With four hours of the trail behind us we stopped for a picnic lunch, sitting among the stone remnants of an old village abandoned during the potato famine of 'Black Forty-Seven'. Cromwell's penal confiscation of land, combined with an inheritance tradition which divided the land equally among all male heirs, was directly responsible for nearly half the population subsisting on between five and 15 acres of poor stony land. Under these circumstances only potatoes could be grown in sufficient quantities to feed the average family of eight to 15 children. 'The famine changed everything,' said Willie as he munched his way through some delicious Cashel Blue cheese from Tipperary. The year 1845 saw the start of the infamous blight which had spread from the US to northern Europe and struck Ireland particularly ferociously, spreading 50 miles a week. By 1847 the famine was raging out of control.

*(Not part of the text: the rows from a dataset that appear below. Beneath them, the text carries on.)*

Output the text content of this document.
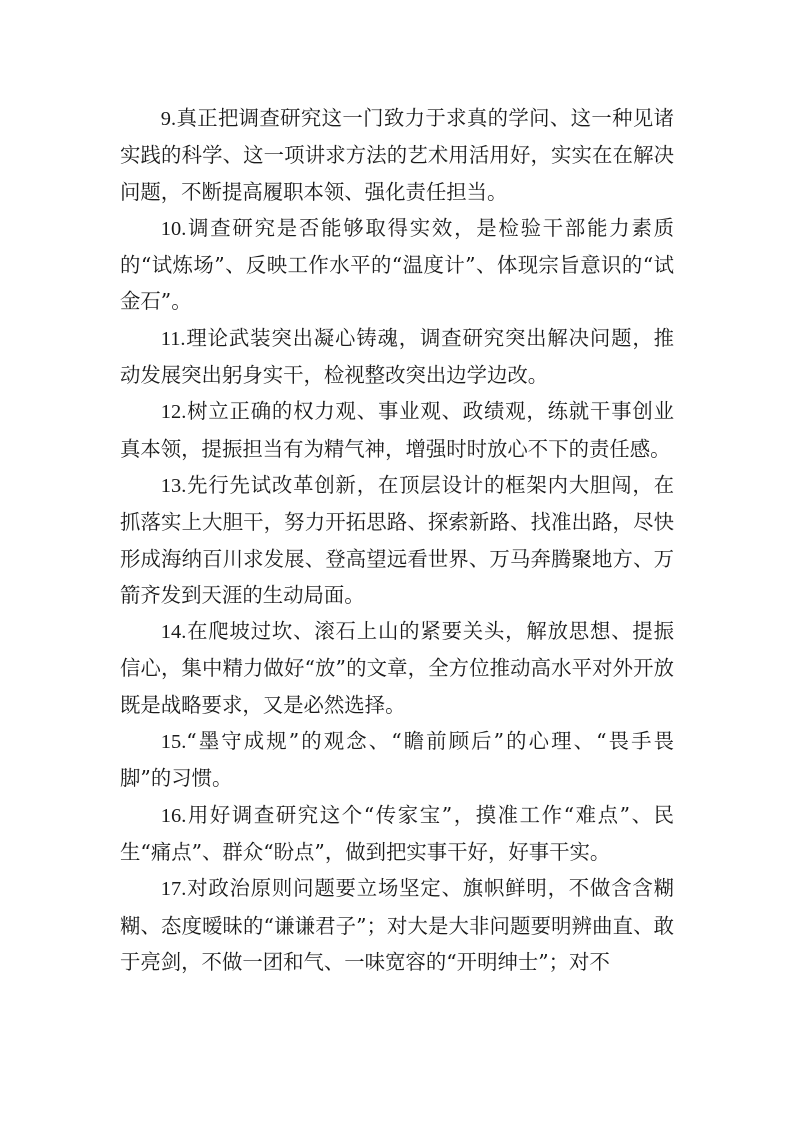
9.真正把调查研究这一门致力于求真的学问、这一种见诸实践的科学、这一项讲求方法的艺术用活用好，实实在在解决问题，不断提高履职本领、强化责任担当。

10.调查研究是否能够取得实效，是检验干部能力素质的“试炼场”、反映工作水平的“温度计”、体现宗旨意识的“试金石”。

11.理论武装突出凝心铸魂，调查研究突出解决问题，推动发展突出躬身实干，检视整改突出边学边改。

12.树立正确的权力观、事业观、政绩观，练就干事创业真本领，提振担当有为精气神，增强时时放心不下的责任感。

13.先行先试改革创新，在顶层设计的框架内大胆闯，在抓落实上大胆干，努力开拓思路、探索新路、找准出路，尽快形成海纳百川求发展、登高望远看世界、万马奔腾聚地方、万箭齐发到天涯的生动局面。

14.在爬坡过坎、滚石上山的紧要关头，解放思想、提振信心，集中精力做好“放”的文章，全方位推动高水平对外开放既是战略要求，又是必然选择。

15.“墨守成规”的观念、“瞻前顾后”的心理、“畏手畏脚”的习惯。

16.用好调查研究这个“传家宝”，摸准工作“难点”、民生“痛点”、群众“盼点”，做到把实事干好，好事干实。

17.对政治原则问题要立场坚定、旗帜鲜明，不做含含糊糊、态度暧昧的“谦谦君子”；对大是大非问题要明辨曲直、敢于亮剑，不做一团和气、一味宽容的“开明绅士”；对不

After lunch we cantered along the `Famine Road', lasting testament to the belated attempts at social security at that time. Spurious public works such as draining swamps, or building roads like this one from somewhere to nowhere, were commissioned to allow the working populace to be 'paid'. The shameful irony was that during this time the country was producing more than enough grain to feed the entire population. But, through a combination of bureaucratic disasters and slavish adherence to the commercial market, Ireland continued exporting its food and what remained was beyond the means of most. No less than three million people — out of a population of eight million — died or were forced to emigrate in just four years.

Our last day was spent galloping along empty white sands and crashing through the surf of the Atlantic, looking out for thousands of miles, next stop America. These were, of course, the shores from which so many Irish went unwittingly to their deaths from typhus either on board the 'coffin ships' or in the quarantine camps on their an-ival. Only half survived the journey to enjoy opportunities in the New World as part of the Irish diaspora. Ironically, today, the magic of Connemara derives from that sense of total isolation and wilderness. Experiencing this ancient culture and landscape from the back of a native Connemara pony was a very special privilege. And father and son agreed.